Mirriam Webster Dictionary

Therefore, Un-Reinventing the wheel is a return to the status quo under the guise of newness.


Case in point: On their first office endeavor, Neuman and his partner negotiated with a landlord directly to let them find tenants for an entire floor to share, rather than the traditional office lease model. They would get a share of any profits based on number of tenants they brought in. (Reinventing the wheel)


Soon after:

  • “But rather than partner with a landlord – splitting profits as they had in Dumbo – the two realized it would be easier to just lease the space they needed like any other business in need of office space.” pg. 34

On the margins of my hardcover copy of The Cult of We, the phrase “Un-Reinventing the Wheel” was born. And now I can’t stop seeing it everywhere in tech!


Additional notes & thoughts:

  • Is the David Fincher film Social Network, the millennial version of Oliver Stone’s Wall Street? Unintentionally shaping an entire generation and providing them with a guide rather than a cautionary tale?
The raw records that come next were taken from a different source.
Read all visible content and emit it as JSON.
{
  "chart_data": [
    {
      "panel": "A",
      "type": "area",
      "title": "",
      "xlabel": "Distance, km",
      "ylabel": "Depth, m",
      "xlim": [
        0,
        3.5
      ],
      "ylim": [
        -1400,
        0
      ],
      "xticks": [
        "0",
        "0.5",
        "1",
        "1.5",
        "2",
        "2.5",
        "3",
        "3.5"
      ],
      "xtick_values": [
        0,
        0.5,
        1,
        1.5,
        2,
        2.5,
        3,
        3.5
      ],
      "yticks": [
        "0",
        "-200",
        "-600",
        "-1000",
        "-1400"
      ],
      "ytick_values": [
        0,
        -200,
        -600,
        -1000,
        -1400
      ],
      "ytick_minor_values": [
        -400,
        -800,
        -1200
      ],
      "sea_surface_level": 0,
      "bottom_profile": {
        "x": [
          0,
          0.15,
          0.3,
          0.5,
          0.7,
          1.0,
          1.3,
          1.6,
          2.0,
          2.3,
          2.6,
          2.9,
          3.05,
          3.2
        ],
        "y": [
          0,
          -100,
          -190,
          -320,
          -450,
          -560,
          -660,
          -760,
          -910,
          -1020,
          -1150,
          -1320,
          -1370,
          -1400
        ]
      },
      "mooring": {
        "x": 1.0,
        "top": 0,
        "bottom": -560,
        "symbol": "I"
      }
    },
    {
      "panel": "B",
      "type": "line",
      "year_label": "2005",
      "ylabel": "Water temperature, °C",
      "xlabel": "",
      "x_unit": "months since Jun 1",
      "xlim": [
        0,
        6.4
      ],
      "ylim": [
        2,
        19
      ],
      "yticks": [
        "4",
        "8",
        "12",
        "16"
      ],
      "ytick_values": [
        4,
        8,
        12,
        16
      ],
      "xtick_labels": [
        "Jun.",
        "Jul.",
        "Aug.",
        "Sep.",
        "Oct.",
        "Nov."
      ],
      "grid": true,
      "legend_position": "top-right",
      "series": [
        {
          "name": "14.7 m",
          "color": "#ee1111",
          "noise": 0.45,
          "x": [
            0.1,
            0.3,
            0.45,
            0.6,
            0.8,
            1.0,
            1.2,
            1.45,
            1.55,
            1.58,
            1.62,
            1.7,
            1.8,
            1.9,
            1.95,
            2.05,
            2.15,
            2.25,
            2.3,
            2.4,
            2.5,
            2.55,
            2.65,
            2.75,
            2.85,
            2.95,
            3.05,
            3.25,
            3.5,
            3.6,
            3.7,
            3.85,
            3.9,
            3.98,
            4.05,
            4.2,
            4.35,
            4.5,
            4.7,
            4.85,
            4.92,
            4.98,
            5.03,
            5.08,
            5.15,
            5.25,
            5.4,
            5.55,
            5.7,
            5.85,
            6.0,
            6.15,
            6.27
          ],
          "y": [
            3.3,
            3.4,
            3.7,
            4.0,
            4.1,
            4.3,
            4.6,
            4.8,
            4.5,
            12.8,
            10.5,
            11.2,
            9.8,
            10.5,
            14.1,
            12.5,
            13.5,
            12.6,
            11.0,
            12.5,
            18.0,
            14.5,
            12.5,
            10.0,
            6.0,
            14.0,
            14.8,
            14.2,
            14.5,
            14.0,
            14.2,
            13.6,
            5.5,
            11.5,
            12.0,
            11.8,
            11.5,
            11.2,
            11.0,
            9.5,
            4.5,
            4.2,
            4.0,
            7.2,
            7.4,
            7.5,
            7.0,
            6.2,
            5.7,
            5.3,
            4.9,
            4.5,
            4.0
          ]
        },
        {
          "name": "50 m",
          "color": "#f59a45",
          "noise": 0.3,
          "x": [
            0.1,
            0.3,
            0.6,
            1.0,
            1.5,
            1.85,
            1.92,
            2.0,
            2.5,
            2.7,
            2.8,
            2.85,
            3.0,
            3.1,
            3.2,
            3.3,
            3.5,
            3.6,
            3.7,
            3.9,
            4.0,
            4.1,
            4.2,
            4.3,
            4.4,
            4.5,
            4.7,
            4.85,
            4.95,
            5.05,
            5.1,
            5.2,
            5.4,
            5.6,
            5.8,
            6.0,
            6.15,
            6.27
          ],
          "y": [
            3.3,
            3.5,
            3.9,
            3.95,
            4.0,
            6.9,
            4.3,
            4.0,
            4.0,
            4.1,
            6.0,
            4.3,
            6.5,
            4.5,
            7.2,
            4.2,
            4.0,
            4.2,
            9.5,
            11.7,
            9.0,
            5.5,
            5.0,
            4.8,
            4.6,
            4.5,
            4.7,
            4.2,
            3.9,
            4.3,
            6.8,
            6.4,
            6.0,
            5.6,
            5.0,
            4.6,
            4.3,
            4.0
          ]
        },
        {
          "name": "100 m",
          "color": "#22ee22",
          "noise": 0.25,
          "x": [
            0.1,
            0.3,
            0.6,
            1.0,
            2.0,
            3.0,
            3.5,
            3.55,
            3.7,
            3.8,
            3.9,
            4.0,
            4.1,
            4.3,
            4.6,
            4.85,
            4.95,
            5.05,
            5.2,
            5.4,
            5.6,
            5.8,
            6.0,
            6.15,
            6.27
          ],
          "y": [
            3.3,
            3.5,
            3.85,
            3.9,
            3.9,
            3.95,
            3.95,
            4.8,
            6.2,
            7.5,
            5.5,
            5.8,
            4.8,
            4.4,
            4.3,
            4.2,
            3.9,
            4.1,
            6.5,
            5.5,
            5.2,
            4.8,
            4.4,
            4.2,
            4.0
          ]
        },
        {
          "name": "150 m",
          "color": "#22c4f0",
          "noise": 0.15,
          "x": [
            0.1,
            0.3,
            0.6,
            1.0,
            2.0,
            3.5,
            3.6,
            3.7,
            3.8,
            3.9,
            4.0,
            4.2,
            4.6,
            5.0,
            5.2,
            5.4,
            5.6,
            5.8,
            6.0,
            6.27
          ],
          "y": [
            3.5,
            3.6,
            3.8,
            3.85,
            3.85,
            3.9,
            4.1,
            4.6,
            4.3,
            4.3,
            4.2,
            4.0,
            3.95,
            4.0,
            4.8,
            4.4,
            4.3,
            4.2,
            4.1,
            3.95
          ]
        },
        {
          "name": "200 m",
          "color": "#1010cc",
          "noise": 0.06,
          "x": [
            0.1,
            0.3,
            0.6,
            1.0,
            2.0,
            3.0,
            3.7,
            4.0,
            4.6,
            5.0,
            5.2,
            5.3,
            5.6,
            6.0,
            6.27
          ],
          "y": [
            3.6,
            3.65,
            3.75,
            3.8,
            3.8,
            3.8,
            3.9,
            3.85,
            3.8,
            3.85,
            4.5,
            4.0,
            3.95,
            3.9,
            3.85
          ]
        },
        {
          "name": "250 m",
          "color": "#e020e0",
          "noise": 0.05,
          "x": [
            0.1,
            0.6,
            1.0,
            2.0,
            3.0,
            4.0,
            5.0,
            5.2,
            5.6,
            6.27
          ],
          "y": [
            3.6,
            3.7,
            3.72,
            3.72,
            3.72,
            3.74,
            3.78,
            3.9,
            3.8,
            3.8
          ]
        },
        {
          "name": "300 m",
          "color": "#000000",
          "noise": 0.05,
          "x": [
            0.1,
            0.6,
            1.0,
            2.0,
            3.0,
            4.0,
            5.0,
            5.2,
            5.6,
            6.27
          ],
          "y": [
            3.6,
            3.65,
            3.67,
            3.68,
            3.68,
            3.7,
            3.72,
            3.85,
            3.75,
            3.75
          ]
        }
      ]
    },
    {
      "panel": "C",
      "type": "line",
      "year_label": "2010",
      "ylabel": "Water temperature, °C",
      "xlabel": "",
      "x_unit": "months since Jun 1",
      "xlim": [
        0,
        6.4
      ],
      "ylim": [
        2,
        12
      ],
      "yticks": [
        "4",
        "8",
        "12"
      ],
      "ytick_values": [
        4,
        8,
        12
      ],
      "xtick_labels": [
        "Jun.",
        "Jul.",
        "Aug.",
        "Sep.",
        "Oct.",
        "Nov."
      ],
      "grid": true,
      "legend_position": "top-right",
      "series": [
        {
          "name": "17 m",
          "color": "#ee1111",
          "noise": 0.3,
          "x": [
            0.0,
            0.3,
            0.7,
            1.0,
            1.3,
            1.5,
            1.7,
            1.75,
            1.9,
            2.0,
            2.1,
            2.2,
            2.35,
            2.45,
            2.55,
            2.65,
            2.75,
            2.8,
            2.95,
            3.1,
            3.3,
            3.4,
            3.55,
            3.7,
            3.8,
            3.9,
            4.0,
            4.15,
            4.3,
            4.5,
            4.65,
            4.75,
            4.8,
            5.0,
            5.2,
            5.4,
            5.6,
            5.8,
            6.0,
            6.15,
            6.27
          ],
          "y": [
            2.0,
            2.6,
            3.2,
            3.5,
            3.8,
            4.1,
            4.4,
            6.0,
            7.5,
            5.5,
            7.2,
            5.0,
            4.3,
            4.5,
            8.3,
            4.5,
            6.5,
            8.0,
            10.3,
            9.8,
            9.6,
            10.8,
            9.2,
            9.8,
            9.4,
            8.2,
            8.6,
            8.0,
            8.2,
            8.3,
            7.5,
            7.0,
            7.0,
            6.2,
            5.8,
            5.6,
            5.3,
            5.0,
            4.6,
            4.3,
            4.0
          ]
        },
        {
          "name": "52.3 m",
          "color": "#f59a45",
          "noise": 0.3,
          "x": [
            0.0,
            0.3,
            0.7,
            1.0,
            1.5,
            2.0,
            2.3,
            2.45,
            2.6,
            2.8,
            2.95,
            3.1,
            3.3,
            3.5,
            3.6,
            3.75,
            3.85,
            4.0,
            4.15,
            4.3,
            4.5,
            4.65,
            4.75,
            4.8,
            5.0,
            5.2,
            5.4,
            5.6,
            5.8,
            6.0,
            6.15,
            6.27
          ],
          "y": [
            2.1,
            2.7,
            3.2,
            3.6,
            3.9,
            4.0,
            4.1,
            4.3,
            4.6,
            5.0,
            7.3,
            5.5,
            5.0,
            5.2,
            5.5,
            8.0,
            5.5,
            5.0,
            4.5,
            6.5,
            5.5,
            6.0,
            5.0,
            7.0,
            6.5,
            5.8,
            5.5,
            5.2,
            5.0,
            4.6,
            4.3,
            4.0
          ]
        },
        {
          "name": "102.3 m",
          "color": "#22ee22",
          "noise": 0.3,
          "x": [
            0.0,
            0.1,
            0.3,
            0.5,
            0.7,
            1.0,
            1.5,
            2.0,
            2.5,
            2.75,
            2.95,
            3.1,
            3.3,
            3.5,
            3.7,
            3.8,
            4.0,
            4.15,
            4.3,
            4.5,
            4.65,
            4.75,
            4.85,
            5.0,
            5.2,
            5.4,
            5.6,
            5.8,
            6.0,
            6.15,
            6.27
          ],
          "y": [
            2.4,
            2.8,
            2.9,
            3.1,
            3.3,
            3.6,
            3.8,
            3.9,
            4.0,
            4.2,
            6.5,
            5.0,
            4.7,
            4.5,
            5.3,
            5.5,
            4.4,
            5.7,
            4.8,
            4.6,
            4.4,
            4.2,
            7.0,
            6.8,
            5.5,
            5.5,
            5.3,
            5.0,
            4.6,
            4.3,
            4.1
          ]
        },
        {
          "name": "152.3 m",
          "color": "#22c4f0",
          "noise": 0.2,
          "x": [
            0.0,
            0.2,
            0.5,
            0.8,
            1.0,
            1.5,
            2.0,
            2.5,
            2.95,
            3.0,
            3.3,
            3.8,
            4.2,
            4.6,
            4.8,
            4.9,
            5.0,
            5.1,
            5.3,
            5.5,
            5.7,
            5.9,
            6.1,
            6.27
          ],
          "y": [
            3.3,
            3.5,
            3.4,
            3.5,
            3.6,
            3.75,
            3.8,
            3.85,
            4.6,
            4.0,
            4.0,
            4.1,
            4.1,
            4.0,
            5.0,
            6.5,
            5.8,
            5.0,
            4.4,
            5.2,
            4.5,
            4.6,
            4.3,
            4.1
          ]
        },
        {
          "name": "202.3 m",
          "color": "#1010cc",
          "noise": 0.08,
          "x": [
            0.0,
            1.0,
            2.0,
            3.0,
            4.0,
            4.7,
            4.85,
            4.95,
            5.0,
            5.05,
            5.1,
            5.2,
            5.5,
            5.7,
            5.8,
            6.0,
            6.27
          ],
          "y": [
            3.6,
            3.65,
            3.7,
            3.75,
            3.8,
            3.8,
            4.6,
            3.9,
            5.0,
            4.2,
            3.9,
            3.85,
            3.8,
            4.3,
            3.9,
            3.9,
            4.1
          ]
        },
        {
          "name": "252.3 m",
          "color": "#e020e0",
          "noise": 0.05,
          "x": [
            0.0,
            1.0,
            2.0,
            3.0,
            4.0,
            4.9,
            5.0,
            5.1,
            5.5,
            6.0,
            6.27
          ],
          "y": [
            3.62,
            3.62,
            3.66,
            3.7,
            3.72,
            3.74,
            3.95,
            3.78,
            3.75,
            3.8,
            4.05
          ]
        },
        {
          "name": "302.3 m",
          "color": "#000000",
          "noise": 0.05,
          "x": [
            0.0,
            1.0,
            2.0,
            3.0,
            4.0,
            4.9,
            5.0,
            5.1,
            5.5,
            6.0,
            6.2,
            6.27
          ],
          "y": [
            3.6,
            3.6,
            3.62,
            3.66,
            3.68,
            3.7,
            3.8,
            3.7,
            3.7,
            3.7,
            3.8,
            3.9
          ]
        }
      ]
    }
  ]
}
Both directors have famously stated their intentions were to shame the actions of the characters in their film, not put on a pedestal. Adam Neumann was a big fan of Social Network. (pg. 46)
  • Calling tenants “members” instead of tenants (pg. 39)
  • “Activate the Space” = code for “pretend to be busy and have more paying users than we really do”. (pg. 65)
  • Constantly preaching egalitarianism, Neumann was quietly carving out favorable deals and favorable terms for himself, creating an environment where he didn’t need WeWork to succeed (or go public) like most founders would. (pg. 71)
  • “Further adding to the chaos was the relative scarcity of startups looking for big sums. Gian mutual funds like Fidelity were hoping to spend billions, so they certainly didn’t want to waste time parcelling out in bundles of $10 million.” (pg. 83) Absolute insanity!
  • Once one large fund invested, due diligence by other funds became less important (non-existent)
  • Profits didn’t matter. Valuation was everything. And solely based off investor checks.
  • Massive demand from mutual funds entering the VC world was like shaking up the snow globe. The rules changed overnight and no one knew where it would settle. Maybe these valuations did make sense in the new market? (No, they did not)
  • in 2014, Regus had about 14 x more ‘members’ than WeWork, and WeWork was valued 4x more than Regus.
  • “In bubbles, the heard and its collective psychology prevail over the individual.” (pg. 97)
  • “At a basic level, what was happening was the amount of money chasing companies had grown far faster than the number of good ideas.” (pg. 98)
  • “Rising valuations gave the illusion of success.” (pg. 99)


Recommendation: Buy the book. Read it. Return to it again in 3 years.